Europa und die Zukunft des Westens

Ein Gespräch

Der heutige Abend hat die europäische Identität und die Zukunft des Westens zum Thema.* Dabei stellt sich zunächst die Frage, ob es überhaupt sinnvoll ist, nach einer spezifischen Identität Europas zu suchen, wenn doch Europa gerade der politische Ordnungsraum ist, in dem festgelegte Identitäten immer wieder verneint, überschritten und verändert werden?

Der Begriff Identität ist in der Tat kein Begriff, den ich sehr häufig verwende. Mich beunruhigt es aber auch nicht, dass es ausgesprochen schwierig ist, so etwas wie eine europäische Identität zu definieren.

Bei Identität fallen mir drei Dinge ein, die für unsere Thematik wichtig sind: Das sind zum Ersten gemeinsame Werte; das ist zum Zweiten ein Gefühl der Zugehörigkeit oder Zusammengehörigkeit; und es ist zum Dritten eine politische Handlungseinheit, die durch eine Menge von Institutionen wirkt.

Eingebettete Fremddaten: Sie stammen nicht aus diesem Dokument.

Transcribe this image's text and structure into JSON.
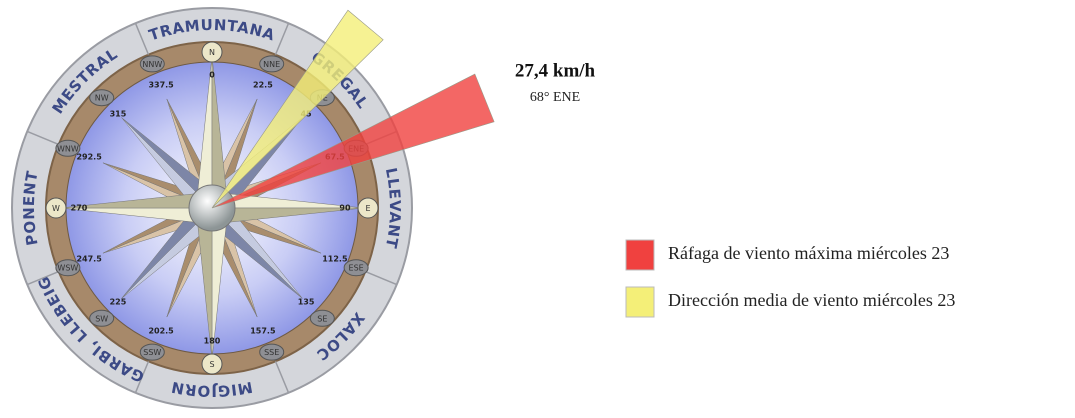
{
  "compass": {
    "winds": [
      {
        "name": "TRAMUNTANA"
      },
      {
        "name": "GREGAL"
      },
      {
        "name": "LLEVANT"
      },
      {
        "name": "XALOC"
      },
      {
        "name": "MIGJORN"
      },
      {
        "name": "GARBI, LLEBEIG"
      },
      {
        "name": "PONENT"
      },
      {
        "name": "MESTRAL"
      }
    ],
    "points": [
      {
        "label": "N",
        "degrees": 0
      },
      {
        "label": "NNE",
        "degrees": 22.5
      },
      {
        "label": "NE",
        "degrees": 45
      },
      {
        "label": "ENE",
        "degrees": 67.5
      },
      {
        "label": "E",
        "degrees": 90
      },
      {
        "label": "ESE",
        "degrees": 112.5
      },
      {
        "label": "SE",
        "degrees": 135
      },
      {
        "label": "SSE",
        "degrees": 157.5
      },
      {
        "label": "S",
        "degrees": 180
      },
      {
        "label": "SSW",
        "degrees": 202.5
      },
      {
        "label": "SW",
        "degrees": 225
      },
      {
        "label": "WSW",
        "degrees": 247.5
      },
      {
        "label": "W",
        "degrees": 270
      },
      {
        "label": "WNW",
        "degrees": 292.5
      },
      {
        "label": "NW",
        "degrees": 315
      },
      {
        "label": "NNW",
        "degrees": 337.5
      }
    ]
  },
  "wind": {
    "gust_direction": 68,
    "speed_label": "27,4 km/h",
    "direction_label": "68° ENE",
    "mean_direction": 40
  },
  "legend": [
    {
      "label": "Ráfaga de viento máxima miércoles 23",
      "color": "#f0413f"
    },
    {
      "label": "Dirección media de viento miércoles 23",
      "color": "#f4ef78"
    }
  ]
}
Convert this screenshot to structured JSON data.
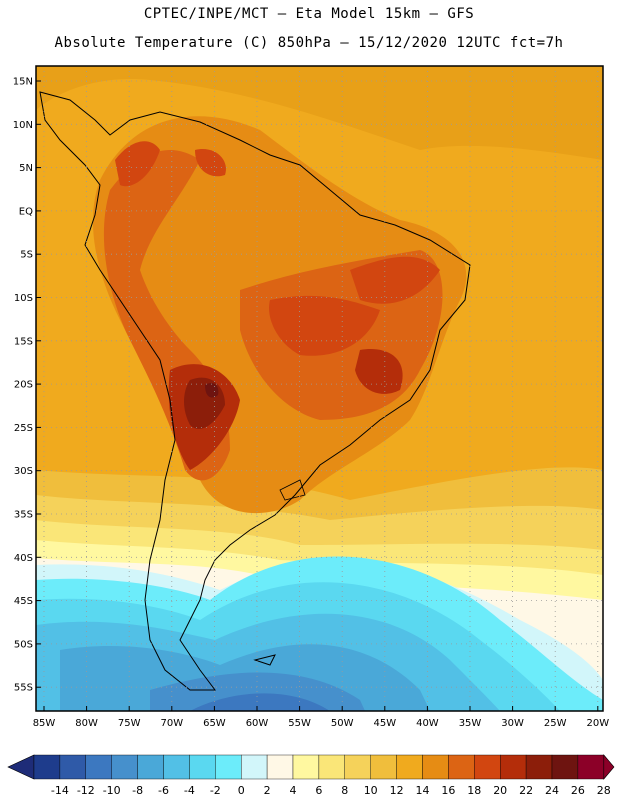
{
  "header": {
    "title_line1": "CPTEC/INPE/MCT –  Eta Model 15km – GFS",
    "title_line2": "Absolute Temperature (C) 850hPa – 15/12/2020 12UTC fct=7h"
  },
  "map": {
    "lat_labels": [
      "15N",
      "10N",
      "5N",
      "EQ",
      "5S",
      "10S",
      "15S",
      "20S",
      "25S",
      "30S",
      "35S",
      "40S",
      "45S",
      "50S",
      "55S"
    ],
    "lon_labels": [
      "85W",
      "80W",
      "75W",
      "70W",
      "65W",
      "60W",
      "55W",
      "50W",
      "45W",
      "40W",
      "35W",
      "30W",
      "25W",
      "20W"
    ]
  },
  "colorbar": {
    "labels": [
      "-14",
      "-12",
      "-10",
      "-8",
      "-6",
      "-4",
      "-2",
      "0",
      "2",
      "4",
      "6",
      "8",
      "10",
      "12",
      "14",
      "16",
      "18",
      "20",
      "22",
      "24",
      "26",
      "28"
    ],
    "colors": [
      "#1e3c8c",
      "#2f5aa8",
      "#3c78c0",
      "#4690cc",
      "#4aa8d8",
      "#52c0e6",
      "#5ad8f0",
      "#6cecfa",
      "#d2f6fa",
      "#fff8e6",
      "#fff8a0",
      "#fae678",
      "#f5d25a",
      "#f0be3c",
      "#f0aa1e",
      "#e68c14",
      "#dc6414",
      "#d24610",
      "#b42d0a",
      "#8c1e0a",
      "#6e1410",
      "#8c0028"
    ],
    "arrow_colors": [
      "#1e2c78",
      "#8c0028"
    ]
  }
}
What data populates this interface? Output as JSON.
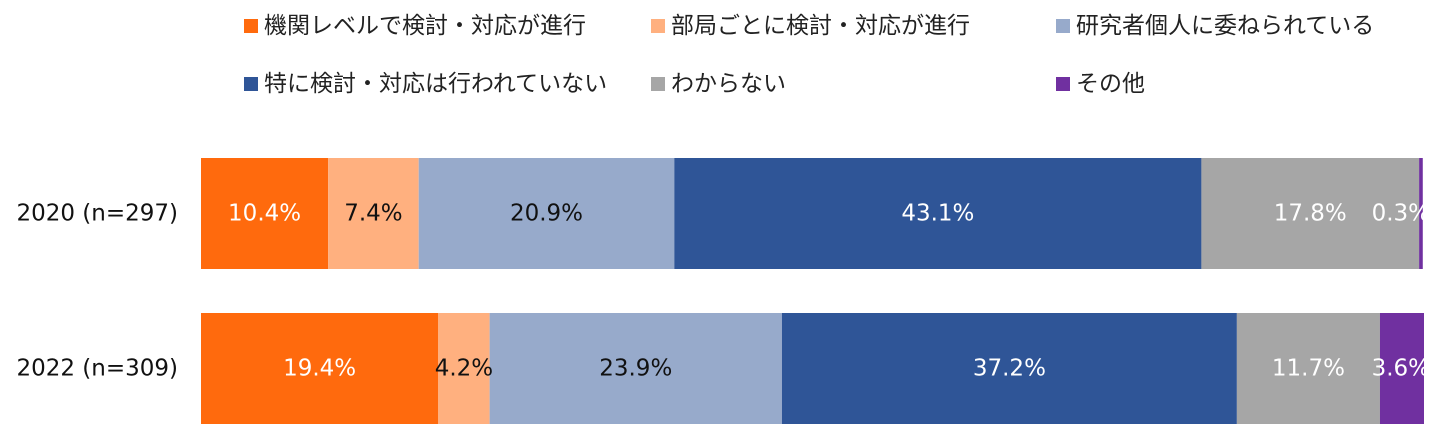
{
  "chart_data": {
    "type": "bar",
    "orientation": "horizontal",
    "stacked": true,
    "percent_stacked": true,
    "title": "",
    "xlabel": "",
    "ylabel": "",
    "xlim": [
      0,
      100
    ],
    "grid": false,
    "legend_position": "top",
    "categories": [
      "2020 (n=297)",
      "2022 (n=309)"
    ],
    "series": [
      {
        "name": "機関レベルで検討・対応が進行",
        "color": "#ff6a0d",
        "label_color": "#ffffff",
        "values": [
          10.4,
          19.4
        ],
        "labels": [
          "10.4%",
          "19.4%"
        ]
      },
      {
        "name": "部局ごとに検討・対応が進行",
        "color": "#ffb07f",
        "label_color": "#111111",
        "values": [
          7.4,
          4.2
        ],
        "labels": [
          "7.4%",
          "4.2%"
        ]
      },
      {
        "name": "研究者個人に委ねられている",
        "color": "#97aacb",
        "label_color": "#111111",
        "values": [
          20.9,
          23.9
        ],
        "labels": [
          "20.9%",
          "23.9%"
        ]
      },
      {
        "name": "特に検討・対応は行われていない",
        "color": "#2f5597",
        "label_color": "#ffffff",
        "values": [
          43.1,
          37.2
        ],
        "labels": [
          "43.1%",
          "37.2%"
        ]
      },
      {
        "name": "わからない",
        "color": "#a6a6a6",
        "label_color": "#ffffff",
        "values": [
          17.8,
          11.7
        ],
        "labels": [
          "17.8%",
          "11.7%"
        ]
      },
      {
        "name": "その他",
        "color": "#7030a0",
        "label_color": "#ffffff",
        "values": [
          0.3,
          3.6
        ],
        "labels": [
          "0.3%",
          "3.6%"
        ]
      }
    ]
  }
}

Man kann mit einiger Übertreibung sagen, dass es eine Zeit gab, in der Nationalstaaten für sich in Anspruch genommen haben, alle drei Bereiche zu vertreten: also die zentralen politischen Aktionseinheiten zu sein, ein Gefühl der Zugehörigkeit aller Bürger zu ihnen – aber eben auch nur zu ihnen, als Grundlage anzusehen und schließlich durch gewisse gemeinsame Werte gekennzeichnet zu sein. Das war sicher nicht die beste Zeit der europäischen Geschichte.